Step 3: Add Authentication
APIs almost always require authentication. There are two main types supported here:
Option A: Header Keys (simplest)
You paste a static token or API key into the Authorization
header.
`Authorization: Bearer {{KEY(MY_TOKEN)}}`
- Good for: testing, personal tokens, simple APIs.
- Limitations: tokens may expire, often lower rate limits.
Option B: OAuth (recommended)
OAuth is like giving your agent a temporary pass instead of a permanent key. The system automatically handles token refresh, so you don’t have to rotate secrets manually.
Supported OAuth flows
Flow | When to use | Example |
---|---|---|
Authorization Code (with PKCE) | When a user needs to log in (e.g. “Login with Google”). | Connecting to Gmail, LinkedIn |
Client Credentials | When services talk directly, no user login needed. | Server-to-server APIs |
OAuth 1.0a | Older APIs still using this. | Legacy Twitter API |
Setup in the component
- Select OAuth as authentication type.
- Choose your provider (Google, LinkedIn, Twitter, or Custom).
- Enter the required fields (client ID, secret, scopes).
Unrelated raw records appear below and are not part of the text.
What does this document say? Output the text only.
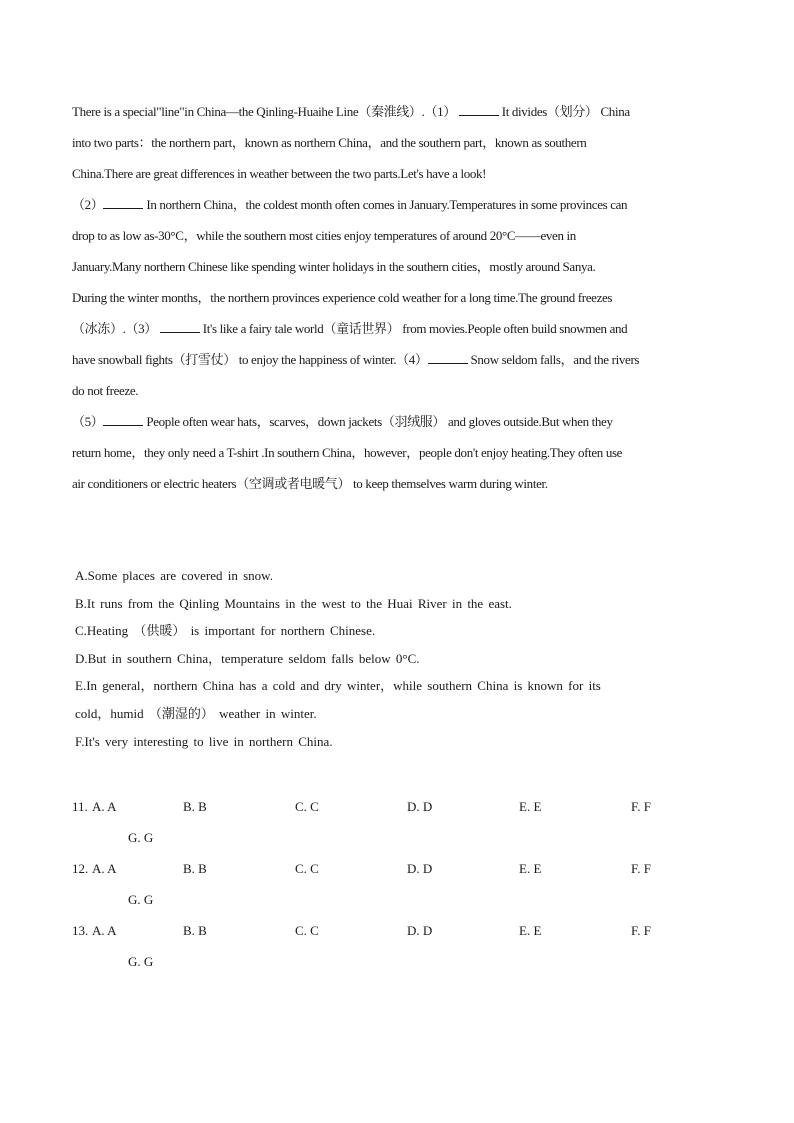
There is a special"line"in China—the Qinling-Huaihe Line（秦淮线）.（1）	It divides（划分） China
into two parts：the northern part，known as northern China，and the southern part，known as southern
China.There are great differences in weather between the two parts.Let's have a look!
（2）	In northern China，the coldest month often comes in January.Temperatures in some provinces can
drop to as low as-30°C，while the southern most cities enjoy temperatures of around 20°C——even in
January.Many northern Chinese like spending winter holidays in the southern cities，mostly around Sanya.
During the winter months，the northern provinces experience cold weather for a long time.The ground freezes
（冰冻）.（3）	It's like a fairy tale world（童话世界） from movies.People often build snowmen and
have snowball fights（打雪仗） to enjoy the happiness of winter.（4）	Snow seldom falls，and the rivers
do not freeze.
（5）	People often wear hats，scarves，down jackets（羽绒服） and gloves outside.But when they
return home，they only need a T-shirt .In southern China，however，people don't enjoy heating.They often use
air conditioners or electric heaters（空调或者电暖气） to keep themselves warm during winter.
A.Some places are covered in snow.
B.It runs from the Qinling Mountains in the west to the Huai River in the east.
C.Heating （供暖） is important for northern Chinese.
D.But in southern China，temperature seldom falls below 0°C.
E.In general，northern China has a cold and dry winter，while southern China is known for its
cold，humid （潮湿的） weather in winter.
F.It's very interesting to live in northern China.
11. A. A	B. B	C. C	D. D	E. E	F. F
G. G
12. A. A	B. B	C. C	D. D	E. E	F. F
G. G
13. A. A	B. B	C. C	D. D	E. E	F. F
G. G
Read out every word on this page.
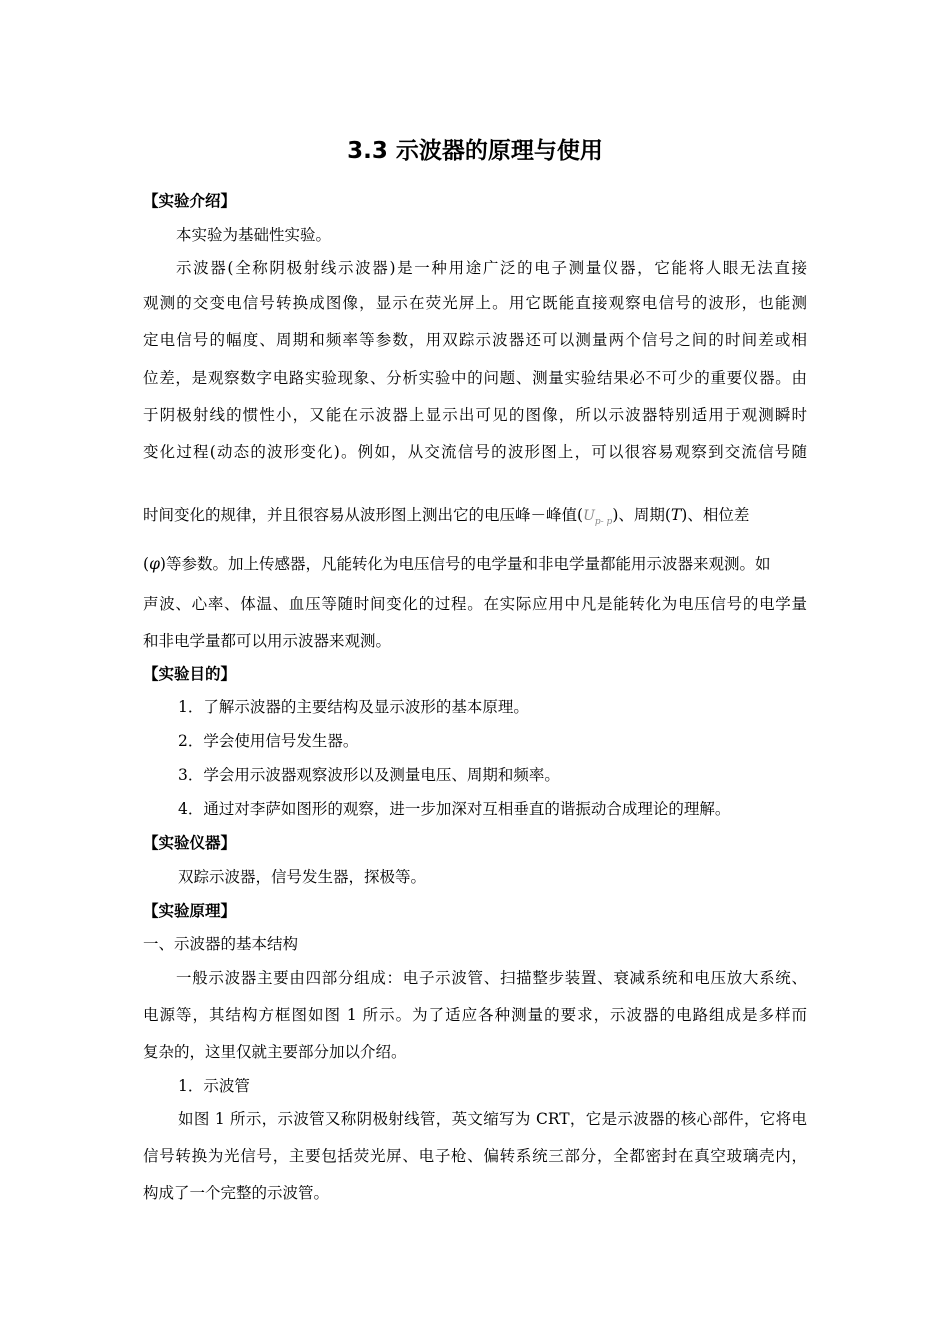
3.3 示波器的原理与使用
【实验介绍】
本实验为基础性实验。
示波器(全称阴极射线示波器)是一种用途广泛的电子测量仪器，它能将人眼无法直接
观测的交变电信号转换成图像，显示在荧光屏上。用它既能直接观察电信号的波形，也能测
定电信号的幅度、周期和频率等参数，用双踪示波器还可以测量两个信号之间的时间差或相
位差，是观察数字电路实验现象、分析实验中的问题、测量实验结果必不可少的重要仪器。由
于阴极射线的惯性小，又能在示波器上显示出可见的图像，所以示波器特别适用于观测瞬时
变化过程(动态的波形变化)。例如，从交流信号的波形图上，可以很容易观察到交流信号随
时间变化的规律，并且很容易从波形图上测出它的电压峰－峰值$(U_{p- p})$、周期(T)、相位差
(φ)等参数。加上传感器，凡能转化为电压信号的电学量和非电学量都能用示波器来观测。如
声波、心率、体温、血压等随时间变化的过程。在实际应用中凡是能转化为电压信号的电学量
和非电学量都可以用示波器来观测。
【实验目的】
1．了解示波器的主要结构及显示波形的基本原理。
2．学会使用信号发生器。
3．学会用示波器观察波形以及测量电压、周期和频率。
4．通过对李萨如图形的观察，进一步加深对互相垂直的谐振动合成理论的理解。
【实验仪器】
双踪示波器，信号发生器，探极等。
【实验原理】
一、示波器的基本结构
一般示波器主要由四部分组成：电子示波管、扫描整步装置、衰减系统和电压放大系统、
电源等，其结构方框图如图 1 所示。为了适应各种测量的要求，示波器的电路组成是多样而
复杂的，这里仅就主要部分加以介绍。
1．示波管
如图 1 所示，示波管又称阴极射线管，英文缩写为 CRT，它是示波器的核心部件，它将电
信号转换为光信号，主要包括荧光屏、电子枪、偏转系统三部分，全都密封在真空玻璃壳内，
构成了一个完整的示波管。
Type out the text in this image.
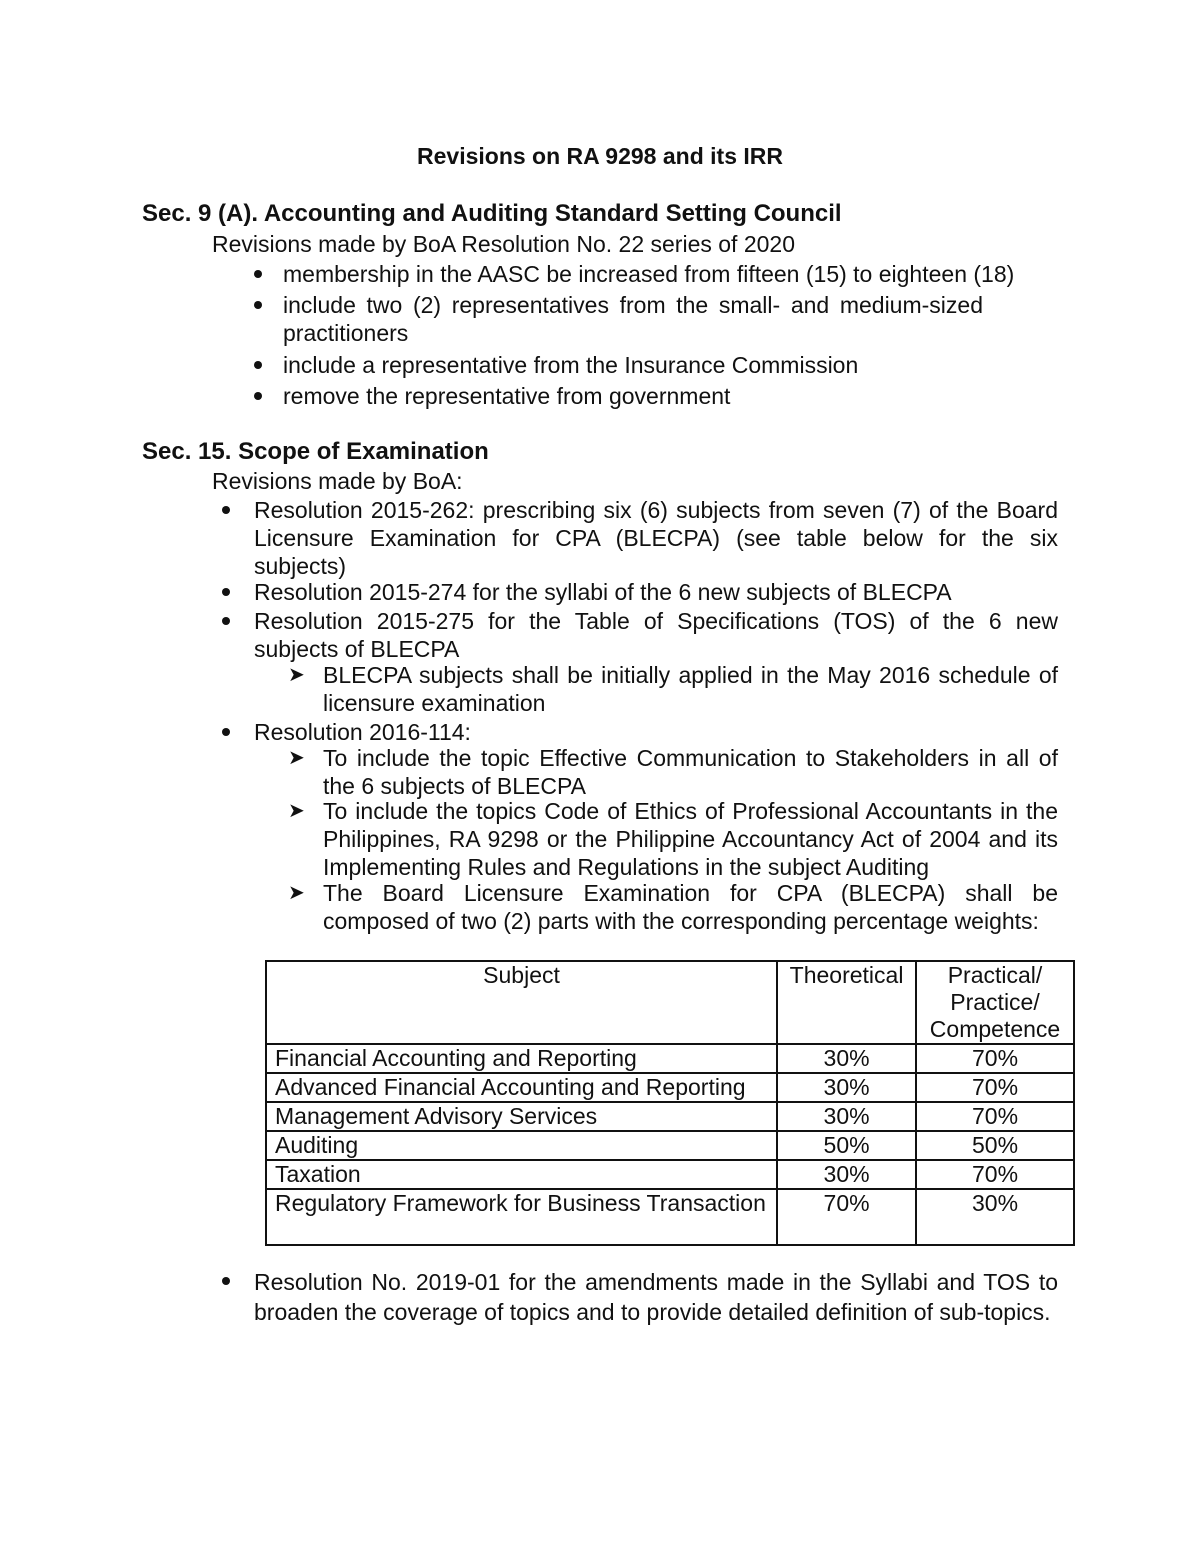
Revisions on RA 9298 and its IRR
Sec. 9 (A). Accounting and Auditing Standard Setting Council
Revisions made by BoA Resolution No. 22 series of 2020
membership in the AASC be increased from fifteen (15) to eighteen (18)
include two (2) representatives from the small- and medium-sized practitioners
include a representative from the Insurance Commission
remove the representative from government
Sec. 15. Scope of Examination
Revisions made by BoA:
Resolution 2015-262: prescribing six (6) subjects from seven (7) of the Board Licensure Examination for CPA (BLECPA) (see table below for the six subjects)
Resolution 2015-274 for the syllabi of the 6 new subjects of BLECPA
Resolution 2015-275 for the Table of Specifications (TOS) of the 6 new subjects of BLECPA
➤ BLECPA subjects shall be initially applied in the May 2016 schedule of licensure examination
Resolution 2016-114:
➤ To include the topic Effective Communication to Stakeholders in all of the 6 subjects of BLECPA
➤ To include the topics Code of Ethics of Professional Accountants in the Philippines, RA 9298 or the Philippine Accountancy Act of 2004 and its Implementing Rules and Regulations in the subject Auditing
➤ The Board Licensure Examination for CPA (BLECPA) shall be composed of two (2) parts with the corresponding percentage weights:
Subject	Theoretical	Practical/ Practice/ Competence
Financial Accounting and Reporting	30%	70%
Advanced Financial Accounting and Reporting	30%	70%
Management Advisory Services	30%	70%
Auditing	50%	50%
Taxation	30%	70%
Regulatory Framework for Business Transaction	70%	30%
Resolution No. 2019-01 for the amendments made in the Syllabi and TOS to broaden the coverage of topics and to provide detailed definition of sub-topics.
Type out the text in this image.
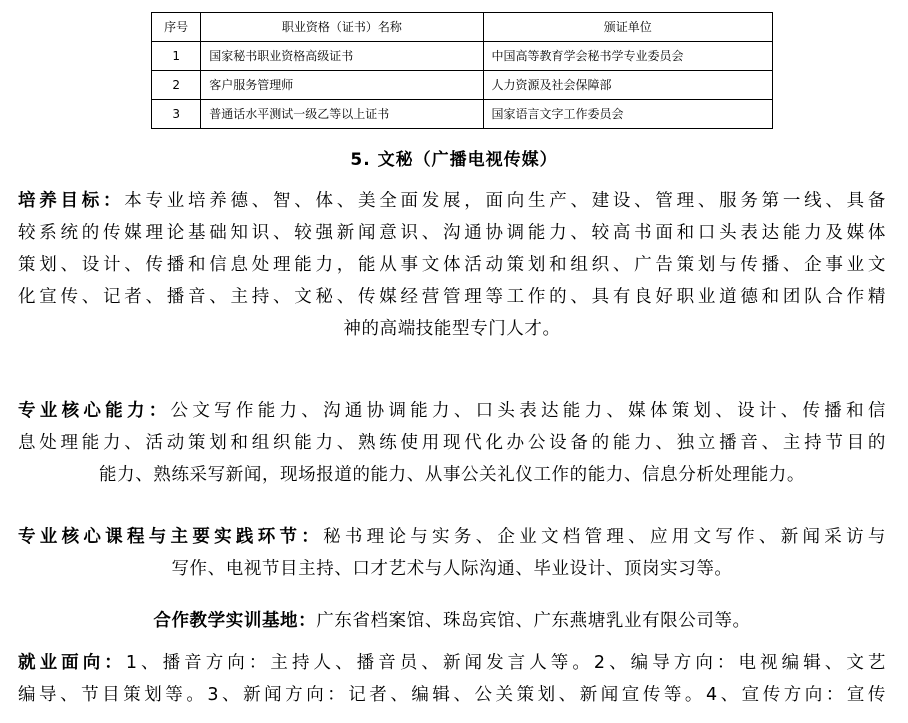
序号	职业资格（证书）名称	颁证单位
1	国家秘书职业资格高级证书	中国高等教育学会秘书学专业委员会
2	客户服务管理师	人力资源及社会保障部
3	普通话水平测试一级乙等以上证书	国家语言文字工作委员会
5. 文秘（广播电视传媒）
培养目标：本专业培养德、智、体、美全面发展，面向生产、建设、管理、服务第一线、具备
较系统的传媒理论基础知识、较强新闻意识、沟通协调能力、较高书面和口头表达能力及媒体
策划、设计、传播和信息处理能力，能从事文体活动策划和组织、广告策划与传播、企事业文
化宣传、记者、播音、主持、文秘、传媒经营管理等工作的、具有良好职业道德和团队合作精
神的高端技能型专门人才。
专业核心能力：公文写作能力、沟通协调能力、口头表达能力、媒体策划、设计、传播和信
息处理能力、活动策划和组织能力、熟练使用现代化办公设备的能力、独立播音、主持节目的
能力、熟练采写新闻，现场报道的能力、从事公关礼仪工作的能力、信息分析处理能力。
专业核心课程与主要实践环节：秘书理论与实务、企业文档管理、应用文写作、新闻采访与
写作、电视节目主持、口才艺术与人际沟通、毕业设计、顶岗实习等。
合作教学实训基地：广东省档案馆、珠岛宾馆、广东燕塘乳业有限公司等。
就业面向：1、播音方向：主持人、播音员、新闻发言人等。2、编导方向：电视编辑、文艺
编导、节目策划等。3、新闻方向：记者、编辑、公关策划、新闻宣传等。4、宣传方向：宣传
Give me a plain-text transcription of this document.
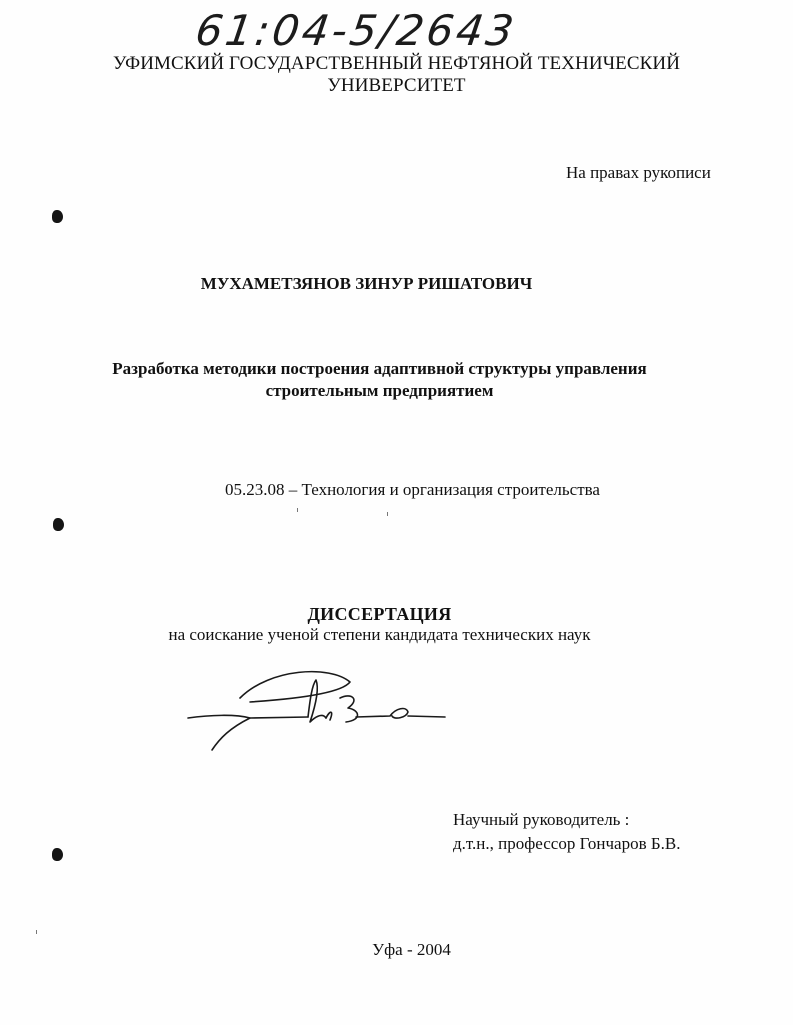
61:04-5/2643
УФИМСКИЙ ГОСУДАРСТВЕННЫЙ НЕФТЯНОЙ ТЕХНИЧЕСКИЙ
УНИВЕРСИТЕТ
На правах рукописи
МУХАМЕТЗЯНОВ ЗИНУР РИШАТОВИЧ
Разработка методики построения адаптивной структуры управления
строительным предприятием
05.23.08 – Технология и организация строительства
ДИССЕРТАЦИЯ
на соискание ученой степени кандидата технических наук
Научный руководитель :
д.т.н., профессор Гончаров Б.В.
Уфа - 2004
- Test the connection — tokens are fetched and managed automatically.
Why OAuth?
- Tokens refresh automatically.
- More secure than static keys.
- Often grants higher API rate limits.
Step 4: Test Your Call
- Fill in Method and URL.
- Add headers and authentication if required.
- Click Test.
- Inspect the Response tab — check status, headers, and body.
Step 5: Work With Outputs
The response is available as Response
and can be used in later steps.
Use JSONPath to extract values.
Use case | JSONPath expression |
---|---|
First item ID | Response.data[0].id |
Nested field | Response.user.profile.email |
Default fallback | Response.items[0] ?? 'guest' |
Step 6: Handle Errors and Retries
Status | Meaning | What to check |
---|---|---|
400 | Bad request | Check body, parameters, Content-Type |
401/403 | Unauthorized | Token validity, scopes |
404 | Not found | URL or resource ID |
429 | Too many requests | Rate limiting; enable retries/backoff |
5xx | Server error | Retry later, check provider status |
Retries and backoff are built in. Secrets are redacted in logs.
Step 7: Debug and Mock
- Preview request to see variables resolved before sending.
- Run logs show full request/response for troubleshooting.
- Mock Data lets you simulate responses safely without calling live APIs.